PERMACRISIS

Dicesi stato di crisi permamente, senza tregua.

Pare che sia la parola più rappresentativa di quest’altro anno horribilis, in quanto la più utilizzata in inghilterra secondo gli estensori del Collins Corpus, il data base che accorpa tutte le parole in uso (social media compresi) nel Regno Unito.

Dopo la pandemia, ci si aspettava perlomeno di rifiatare, ed invece ecco qua una bella guerra di invasione alle porte di casa nostra, che non ci fa dormire notti tranquille e ci rimette scomodi e insicuri.

No, non ci possiamo permettere di stare tranquilli, preoccupati dobbiamo stare!

Faccio un tipo di psicoterapia per cui l’attenzione al contesto in cui ha vissuto e vive la persona che mi chiede aiuto è alta. Questo perchè l’esperienza mi ha insegnato che le persone non “impazziscono” a caso, c’è sempre un contesto disfunzionale, un trauma non elaborato, una o più cause che, anche a distanza di tempo, hanno contribuito a mettere quella persona lì in una situazione scomoda, via via più non gestibile, fino a che generalmente, si presenta per chiedere di essere liberata dall’attacco di un sintomo.

Può essere lo spaventoso attacco di panico, può essere la fredda morsa depressiva, anche il noioso ruminamento ossessivo, può essere l’incapacità di gestire le relazioni. Insomma questi sono alcuni dei motivi prevalenti per cui le persone mi chiedono aiuto. Mi chiedono: liberami da questo mostro che mi porto dentro. Come se non riconoscessero la genesi del disagio dentro di sé. Non ricordano, non attribuiscono un senso causale agli accadimenti della vita.

Per chi conosce e studia il trauma, tutto ciò è conosciuto. Ed esistono tecniche e protocolli per poter intervenire, spesso in modo efficace.

La mia ricerca iniziale comprende l’ascolto della storia della persona, quindi chiedo se non capisco, interrompo per chiarire, dialogo per avere informazioni, non ho pelose cautele. Io voglio capire, umanamente capire cosa diavolo è successo a quella persona per farla stare così. E’ come leggere il romanzo della sua vita e mi appassiona. Lentamente (ma neanche tanto..) la matassa si dipana e la storia è lì, con le sue fratture, le sue mancanze, la sua cifra assolutamente umana. La vedo io e anche la persona che è li con me inizia a vedere, essendo stata condotta a ri-leggere la propria storia e a focalizzare la sua attenzione sui passaggi faticosi e doloranti che ha vissuto.

Ciò che noto, spesso, è proprio la mancanza di consapevolezza dell’impatto di alcuni eventi, che possono essere singoli fatti e/o anche contesti ambientali, sulla costruzione del proprio senso si sè. Non c’è contatto, non c’è legame.

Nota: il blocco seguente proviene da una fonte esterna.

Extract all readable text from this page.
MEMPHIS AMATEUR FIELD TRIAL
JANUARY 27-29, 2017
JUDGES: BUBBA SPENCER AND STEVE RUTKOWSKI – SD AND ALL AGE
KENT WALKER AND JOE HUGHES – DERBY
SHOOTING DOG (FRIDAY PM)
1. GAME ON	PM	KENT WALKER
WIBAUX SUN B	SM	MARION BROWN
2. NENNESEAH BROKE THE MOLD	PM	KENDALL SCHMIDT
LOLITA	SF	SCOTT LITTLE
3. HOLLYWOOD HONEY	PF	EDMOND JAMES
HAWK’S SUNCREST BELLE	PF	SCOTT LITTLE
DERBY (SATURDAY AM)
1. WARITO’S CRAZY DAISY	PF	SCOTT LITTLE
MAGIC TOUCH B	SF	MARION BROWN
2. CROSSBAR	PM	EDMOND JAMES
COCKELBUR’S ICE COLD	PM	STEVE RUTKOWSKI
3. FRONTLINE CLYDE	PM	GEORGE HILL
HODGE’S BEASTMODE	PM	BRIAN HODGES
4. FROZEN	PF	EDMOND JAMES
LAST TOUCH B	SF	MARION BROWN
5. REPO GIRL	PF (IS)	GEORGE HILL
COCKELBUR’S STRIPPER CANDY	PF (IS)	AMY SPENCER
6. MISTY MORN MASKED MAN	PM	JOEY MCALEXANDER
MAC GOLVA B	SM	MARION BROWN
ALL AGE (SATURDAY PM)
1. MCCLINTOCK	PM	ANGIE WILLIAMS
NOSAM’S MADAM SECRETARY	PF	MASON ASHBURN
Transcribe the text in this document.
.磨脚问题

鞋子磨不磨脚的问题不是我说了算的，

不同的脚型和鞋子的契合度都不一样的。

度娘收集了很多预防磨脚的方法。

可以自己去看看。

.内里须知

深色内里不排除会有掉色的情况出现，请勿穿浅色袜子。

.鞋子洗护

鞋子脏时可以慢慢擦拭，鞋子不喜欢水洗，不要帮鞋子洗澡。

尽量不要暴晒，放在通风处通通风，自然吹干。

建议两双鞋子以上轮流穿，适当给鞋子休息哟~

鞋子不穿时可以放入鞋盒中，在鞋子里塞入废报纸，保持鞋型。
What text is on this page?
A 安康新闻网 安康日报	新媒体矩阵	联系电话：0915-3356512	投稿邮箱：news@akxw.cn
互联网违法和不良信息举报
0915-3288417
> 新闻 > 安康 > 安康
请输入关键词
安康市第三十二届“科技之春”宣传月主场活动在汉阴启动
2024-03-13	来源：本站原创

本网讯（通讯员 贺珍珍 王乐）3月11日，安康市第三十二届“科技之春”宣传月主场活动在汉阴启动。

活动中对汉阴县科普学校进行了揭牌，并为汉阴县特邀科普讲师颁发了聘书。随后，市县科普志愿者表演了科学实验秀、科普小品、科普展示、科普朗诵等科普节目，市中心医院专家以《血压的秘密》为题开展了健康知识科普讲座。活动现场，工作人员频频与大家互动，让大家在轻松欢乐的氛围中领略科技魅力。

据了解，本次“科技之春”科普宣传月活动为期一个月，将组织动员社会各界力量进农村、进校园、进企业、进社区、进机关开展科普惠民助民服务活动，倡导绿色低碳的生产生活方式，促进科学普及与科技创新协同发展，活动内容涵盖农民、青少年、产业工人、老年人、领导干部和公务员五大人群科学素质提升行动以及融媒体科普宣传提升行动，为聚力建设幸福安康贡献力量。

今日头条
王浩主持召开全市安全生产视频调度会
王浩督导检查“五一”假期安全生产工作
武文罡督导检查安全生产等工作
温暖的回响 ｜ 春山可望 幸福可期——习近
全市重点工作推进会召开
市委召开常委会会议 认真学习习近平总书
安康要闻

E allora già il primo atto terapeutico è quello di restituire una versione più credibile, umanizzata, anche normalizzata, della storia della propria vita, seppur condensata, alle persona. E già quest’operazione ai più genera un rilassamento. Iniziano a sentirsi meno “strani” e più parte del genere umano, sperimentano sensazioni di speranza e fiducia.

Poi, certamente, il passo successivo non è poca cosa perchè contiene il passarci attraverso a questi nodi, con l’idea di districare la matassa, disincagliarla, ripercorrere i ricordi per scioglierli e dimenticarli. E’ faticoso, è disorientante, è angosciante anche. La notizia positiva è che abbiamo gli strumenti per farlo e funzionano.

Una delle scoperte più affascinanti che ho fatto nel corso della mia attività infatti è che è possibile lasciare andare le esperienze dolorose del passato nelle sue componenti fisiologiche e cioè le emozioni, risposte allo stress rimaste incastrate nel corpo dai tempi dell’evento, che, diversamente, continuano ad attivarsi ogni qualvolta un evento critico della vita le innesca.

La sfida è quindi quella di interrompere questo collegamento mortifero tra esperienze traumatiche del passato e le esperienze attuali. La sfida è quella di non accettare di vivere in uno stato di crisi permanente, ribellarsi per far vincere la vita e abituarsi a surfare sull’onda incerta della vita.